Искусство профанируется у всех на глазах, решительно и бесповоротно низводится на потребу невежественной, примитивной, чванливой, к тому же читающей по бумажке толпы. Однако не протестует никто из инженеров человеческих душ. Голос протеста ни с какой стороны не гремит. Ни на одном лице не написано благородного негодования, хотя бы обыкновенного возмущения в защиту профессии. Напротив. Выпестованные новой властью инженеры человеческих душ, соревнуясь друг с другом на глазах всей страны, берут встречные обязательства, публично каются в своих просчётах и недосмотрах. Главное: один за другим каются в своих прошлых грехах, в своих непростительных заблуждениях незабываемых двадцатых годов, когда ещё осмеливались писать о чём думается, отстаивать свободу творчества и свободу печати, бунтовать против вмешательства партии в дело литературного творчества. Все уверяют, что эти буржуазные заблуждения больше не повторятся, что только ярчайший свет партийных умов освещает инженеру человеческих душ его радостный путь на Парнас. Все присягают на верность народу и партии. Лично товарищу Сталину. Обнаруживают, что ныне именно товарищ Сталин временем выдвигается в подлинные герои не только всей нашей неповторимой эпохи, но и всего мирового искусства. На вечерних банкетах безудержно лопают водку, грязно бранятся между собой. С трибуны расхваливают неслыханные достижения пролетарской литературы, называют многие имена, которые разрешается называть и которыми пролетарская литература может гордиться, причём некоторые из них, в том числе имя покойного Маяковского, вызывают бурю оваций. На этих торжественных похоронах великой русской литературы не произносится только одно, официально никогда и никем не запрещённое имя: светлое имя Михаила Булгакова.
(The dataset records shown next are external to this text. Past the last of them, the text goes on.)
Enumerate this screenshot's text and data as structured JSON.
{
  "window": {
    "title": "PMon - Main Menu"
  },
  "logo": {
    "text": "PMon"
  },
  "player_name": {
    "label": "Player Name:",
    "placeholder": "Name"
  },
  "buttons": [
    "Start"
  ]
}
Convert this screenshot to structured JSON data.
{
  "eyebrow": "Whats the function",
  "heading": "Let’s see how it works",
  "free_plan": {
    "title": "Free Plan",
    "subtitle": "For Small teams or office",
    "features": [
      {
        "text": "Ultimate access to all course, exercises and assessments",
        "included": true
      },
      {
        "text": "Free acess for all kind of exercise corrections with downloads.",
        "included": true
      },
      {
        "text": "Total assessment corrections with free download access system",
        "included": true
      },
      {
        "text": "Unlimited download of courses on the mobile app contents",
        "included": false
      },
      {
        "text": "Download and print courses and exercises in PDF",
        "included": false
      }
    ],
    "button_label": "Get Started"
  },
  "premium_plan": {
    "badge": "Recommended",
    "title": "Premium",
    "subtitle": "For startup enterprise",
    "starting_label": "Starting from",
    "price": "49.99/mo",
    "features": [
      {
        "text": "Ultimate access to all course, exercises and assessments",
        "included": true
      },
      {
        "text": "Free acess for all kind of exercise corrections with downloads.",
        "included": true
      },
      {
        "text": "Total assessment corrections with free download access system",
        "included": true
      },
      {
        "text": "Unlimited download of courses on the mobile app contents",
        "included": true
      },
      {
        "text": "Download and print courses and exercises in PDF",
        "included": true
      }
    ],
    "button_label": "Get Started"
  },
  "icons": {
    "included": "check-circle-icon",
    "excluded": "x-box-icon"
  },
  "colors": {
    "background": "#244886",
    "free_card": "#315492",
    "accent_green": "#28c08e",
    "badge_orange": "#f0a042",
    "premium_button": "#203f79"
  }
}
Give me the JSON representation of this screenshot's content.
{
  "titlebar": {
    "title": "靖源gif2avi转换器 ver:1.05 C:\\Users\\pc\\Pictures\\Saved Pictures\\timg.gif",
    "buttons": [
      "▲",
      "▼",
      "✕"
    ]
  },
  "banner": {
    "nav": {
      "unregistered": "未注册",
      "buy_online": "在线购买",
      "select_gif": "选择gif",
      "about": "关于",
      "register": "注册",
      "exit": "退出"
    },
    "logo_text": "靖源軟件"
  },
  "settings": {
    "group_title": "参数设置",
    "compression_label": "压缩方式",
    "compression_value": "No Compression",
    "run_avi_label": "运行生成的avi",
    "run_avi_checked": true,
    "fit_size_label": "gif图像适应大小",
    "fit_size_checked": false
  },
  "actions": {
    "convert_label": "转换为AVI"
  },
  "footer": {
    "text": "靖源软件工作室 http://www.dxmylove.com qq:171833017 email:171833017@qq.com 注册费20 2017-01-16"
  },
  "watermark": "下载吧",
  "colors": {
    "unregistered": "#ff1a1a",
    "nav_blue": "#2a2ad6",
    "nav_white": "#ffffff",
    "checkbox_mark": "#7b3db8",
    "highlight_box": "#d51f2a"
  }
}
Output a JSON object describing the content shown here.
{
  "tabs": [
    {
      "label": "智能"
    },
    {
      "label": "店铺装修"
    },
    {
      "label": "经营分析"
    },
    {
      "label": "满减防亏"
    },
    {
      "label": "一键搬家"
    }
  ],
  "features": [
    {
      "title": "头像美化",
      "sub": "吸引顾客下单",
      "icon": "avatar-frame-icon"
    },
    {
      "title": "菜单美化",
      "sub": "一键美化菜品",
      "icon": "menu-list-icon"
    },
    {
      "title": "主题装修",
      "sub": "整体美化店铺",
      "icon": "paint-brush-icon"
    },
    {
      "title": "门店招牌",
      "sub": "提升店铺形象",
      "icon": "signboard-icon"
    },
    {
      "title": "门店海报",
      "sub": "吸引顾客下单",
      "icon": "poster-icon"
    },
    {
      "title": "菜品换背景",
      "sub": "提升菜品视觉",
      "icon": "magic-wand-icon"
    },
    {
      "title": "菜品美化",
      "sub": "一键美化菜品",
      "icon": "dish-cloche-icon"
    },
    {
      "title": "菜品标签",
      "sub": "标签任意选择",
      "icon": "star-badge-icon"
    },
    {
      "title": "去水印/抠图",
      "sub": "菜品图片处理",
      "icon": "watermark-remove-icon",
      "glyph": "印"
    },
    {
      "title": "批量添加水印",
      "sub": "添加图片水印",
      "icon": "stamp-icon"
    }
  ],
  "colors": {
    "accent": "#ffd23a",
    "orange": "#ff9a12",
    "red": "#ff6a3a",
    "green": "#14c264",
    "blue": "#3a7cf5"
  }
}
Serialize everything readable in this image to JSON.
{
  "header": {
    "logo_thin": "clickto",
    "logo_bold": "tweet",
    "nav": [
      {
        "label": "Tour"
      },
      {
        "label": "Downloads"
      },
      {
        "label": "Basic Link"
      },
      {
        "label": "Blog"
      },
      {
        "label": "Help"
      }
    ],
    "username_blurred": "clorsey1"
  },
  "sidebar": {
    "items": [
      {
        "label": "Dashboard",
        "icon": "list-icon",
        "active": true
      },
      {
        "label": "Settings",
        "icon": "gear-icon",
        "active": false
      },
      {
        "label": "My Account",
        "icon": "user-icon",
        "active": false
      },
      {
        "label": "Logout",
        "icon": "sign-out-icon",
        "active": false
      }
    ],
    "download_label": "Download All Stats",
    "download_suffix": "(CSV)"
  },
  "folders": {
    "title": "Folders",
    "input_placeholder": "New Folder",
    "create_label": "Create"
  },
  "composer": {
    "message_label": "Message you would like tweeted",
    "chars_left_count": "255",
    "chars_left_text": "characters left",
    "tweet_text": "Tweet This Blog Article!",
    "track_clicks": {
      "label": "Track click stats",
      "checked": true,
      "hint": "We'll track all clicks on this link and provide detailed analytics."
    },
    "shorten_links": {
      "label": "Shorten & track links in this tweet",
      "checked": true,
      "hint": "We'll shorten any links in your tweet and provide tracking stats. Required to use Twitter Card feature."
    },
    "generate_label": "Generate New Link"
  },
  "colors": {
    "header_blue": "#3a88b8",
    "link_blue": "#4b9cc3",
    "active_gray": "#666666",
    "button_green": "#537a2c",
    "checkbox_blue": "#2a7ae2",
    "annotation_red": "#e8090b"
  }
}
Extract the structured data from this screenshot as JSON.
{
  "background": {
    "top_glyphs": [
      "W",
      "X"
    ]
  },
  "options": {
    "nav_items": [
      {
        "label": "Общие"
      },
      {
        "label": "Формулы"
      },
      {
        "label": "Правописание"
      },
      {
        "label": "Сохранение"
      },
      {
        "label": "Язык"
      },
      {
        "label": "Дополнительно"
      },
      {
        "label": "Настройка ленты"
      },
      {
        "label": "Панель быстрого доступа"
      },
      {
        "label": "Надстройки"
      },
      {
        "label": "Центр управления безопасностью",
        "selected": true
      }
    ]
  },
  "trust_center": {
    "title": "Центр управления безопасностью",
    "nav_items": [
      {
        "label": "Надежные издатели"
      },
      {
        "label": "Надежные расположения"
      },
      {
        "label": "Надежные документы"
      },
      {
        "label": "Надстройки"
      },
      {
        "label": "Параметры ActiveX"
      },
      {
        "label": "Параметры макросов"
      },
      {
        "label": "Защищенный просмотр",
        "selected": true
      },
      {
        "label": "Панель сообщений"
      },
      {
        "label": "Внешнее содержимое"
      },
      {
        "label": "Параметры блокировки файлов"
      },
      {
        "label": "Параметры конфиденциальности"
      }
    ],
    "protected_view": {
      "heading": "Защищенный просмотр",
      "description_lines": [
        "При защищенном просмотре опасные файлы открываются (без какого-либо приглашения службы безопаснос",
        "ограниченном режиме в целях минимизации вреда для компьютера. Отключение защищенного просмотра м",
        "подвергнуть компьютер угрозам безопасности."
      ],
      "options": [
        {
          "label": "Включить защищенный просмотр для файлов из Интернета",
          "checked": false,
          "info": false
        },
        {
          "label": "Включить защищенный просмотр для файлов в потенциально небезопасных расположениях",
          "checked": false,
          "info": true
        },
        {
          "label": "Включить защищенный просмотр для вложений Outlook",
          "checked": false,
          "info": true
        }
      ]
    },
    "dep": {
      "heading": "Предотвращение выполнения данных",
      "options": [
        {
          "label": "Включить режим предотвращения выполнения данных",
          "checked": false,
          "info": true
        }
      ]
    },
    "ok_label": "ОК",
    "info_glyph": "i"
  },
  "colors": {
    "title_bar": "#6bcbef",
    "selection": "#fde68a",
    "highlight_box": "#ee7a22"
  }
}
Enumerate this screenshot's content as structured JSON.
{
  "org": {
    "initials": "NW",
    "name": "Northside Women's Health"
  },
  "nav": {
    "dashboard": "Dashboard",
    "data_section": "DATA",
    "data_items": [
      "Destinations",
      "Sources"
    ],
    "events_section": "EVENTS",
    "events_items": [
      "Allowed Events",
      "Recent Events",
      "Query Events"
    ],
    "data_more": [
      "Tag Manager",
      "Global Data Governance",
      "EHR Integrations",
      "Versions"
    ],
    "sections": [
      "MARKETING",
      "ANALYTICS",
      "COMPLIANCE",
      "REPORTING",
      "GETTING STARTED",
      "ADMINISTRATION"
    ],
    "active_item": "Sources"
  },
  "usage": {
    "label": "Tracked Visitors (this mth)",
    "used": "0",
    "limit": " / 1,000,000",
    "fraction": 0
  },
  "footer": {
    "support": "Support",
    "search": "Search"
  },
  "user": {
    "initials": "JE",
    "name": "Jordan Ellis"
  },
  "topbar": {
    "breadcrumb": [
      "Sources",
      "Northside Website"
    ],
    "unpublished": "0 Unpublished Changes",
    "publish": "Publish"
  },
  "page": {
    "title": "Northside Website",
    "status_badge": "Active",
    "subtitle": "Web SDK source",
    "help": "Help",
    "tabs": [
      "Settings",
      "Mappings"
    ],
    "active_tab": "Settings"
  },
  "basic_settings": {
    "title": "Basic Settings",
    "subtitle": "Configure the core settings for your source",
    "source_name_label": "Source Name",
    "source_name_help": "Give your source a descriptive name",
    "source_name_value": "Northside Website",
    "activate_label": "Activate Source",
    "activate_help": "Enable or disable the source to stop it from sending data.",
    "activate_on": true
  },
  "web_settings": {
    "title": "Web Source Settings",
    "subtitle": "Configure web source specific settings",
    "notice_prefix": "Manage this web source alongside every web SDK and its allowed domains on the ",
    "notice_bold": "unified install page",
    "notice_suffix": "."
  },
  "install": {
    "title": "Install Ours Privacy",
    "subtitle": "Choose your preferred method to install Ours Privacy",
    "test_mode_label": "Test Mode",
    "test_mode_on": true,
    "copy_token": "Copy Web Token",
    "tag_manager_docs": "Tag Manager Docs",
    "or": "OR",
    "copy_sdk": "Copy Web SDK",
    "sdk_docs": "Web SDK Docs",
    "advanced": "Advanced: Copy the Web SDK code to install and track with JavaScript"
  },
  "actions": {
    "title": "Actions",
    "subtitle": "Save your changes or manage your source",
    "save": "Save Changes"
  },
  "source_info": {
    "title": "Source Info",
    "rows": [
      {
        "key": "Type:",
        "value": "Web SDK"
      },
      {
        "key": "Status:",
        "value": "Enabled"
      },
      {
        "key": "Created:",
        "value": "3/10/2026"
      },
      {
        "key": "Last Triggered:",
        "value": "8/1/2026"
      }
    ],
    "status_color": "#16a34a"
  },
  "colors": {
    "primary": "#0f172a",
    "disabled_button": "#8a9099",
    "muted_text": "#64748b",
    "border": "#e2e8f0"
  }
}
Неизвестно, присылают ли ему официальное приглашение участвовать в этом торжественном безобразии, однако известно, что кое-кому поручают потихоньку проверить его. Едва он приходит в театр, как встречает Афиногенова, и Афиногенов, не так давно бранивший исправленный не в его вкусе “Бег”, никогда не проявлявший интереса лично к автору “Бега”, вдруг принимается задавать очень неприятные, какие-то наводящие на подозренье вопросы:
— Михаил Афанасьевич, почему вы на съезде не бываете?
Ага, знает, подлец, что действительно не бывает. Ухо держать надо востро. Он выставляет действительную, вполне приемлемую причину:
— Я толпы боюсь.
— А как вообще себя чувствуете?
Не верит, не верит, подлец. И вместо того, чтобы повествовать о пошатнувшемся именно в последнее время здоровье, Михаил Афанасьевич передаёт паскудную историю с паспортами, которую Афиногенов, похоже, пропускает мимо ушей, поскольку, видимо, отлично знает её, и вдруг ни с того ни с сего говорит, чего прежде не говорил никогда:
— Как бы вас ко мне залучить?
Он дипломатически отвечает, уверенный в том, что к нему, сукин сын, побоится прийти:
— Нет уж, лучше вы ко мне. Я постоянно лежу.
— А номер телефона какой?
Однако не позвонит, не придёт. Верен себе человек.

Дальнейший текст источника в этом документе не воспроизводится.